= Leonard Guttridge =

English historian

Leonard Francis Guttridge (27 August 1918 – 7 June 2009) was an English historian and author.

== Biography ==
Guttridge was born on 27 August 1918 in Bournemouth, England. During World War II, he served as an aircraft mechanic in the British Royal Air Force. He immigrated to Washington, D.C., United States, in 1946, initially to work at the Indian Embassy. His first book, Jack Teagarden: the Story of a Jazz Maverick, which he co-authored with Jay Smith, was published in 1960. His subsequent books included The Commodores (1969), also co-authored with Smith; The Great Coalfield War (1972), co-authored with George McGovern and based on McGovern's Ph.D. thesis regarding the Colorado Coalfield War, Icebound: The Jeannette Expedition's Quest for the North Pole (1986), and Dark Union: the Secret Web of the Profiteers, Politicians, and Booth Conspirators That Led to Lincoln's Death (2003), co-authored with Ray Neff.
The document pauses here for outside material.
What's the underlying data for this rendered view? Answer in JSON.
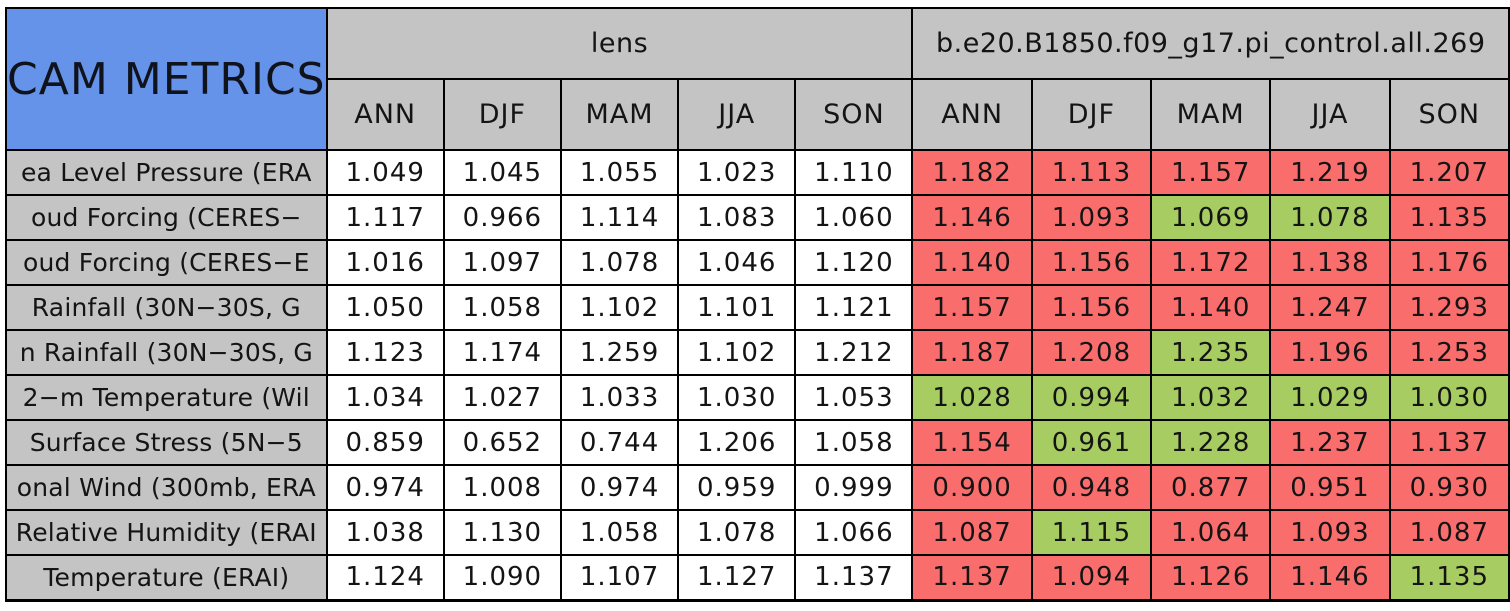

Dark Union describes multiple conspiracy theories surrounding the assassination of Abraham Lincoln. Among its controversial claims were that an individual named "Boyd" was killed at Garrett's farm, the location where John Wilkes Booth is generally considered to have been killed, and that Booth escaped. The book also asserts that Booth then traveled to India, changed his name to John B. Wilkes, and accumulated considerable wealth there before his death in 1883. Guttridge died on 7 June 2009 at St. Marys Health Center in Topeka, Kansas.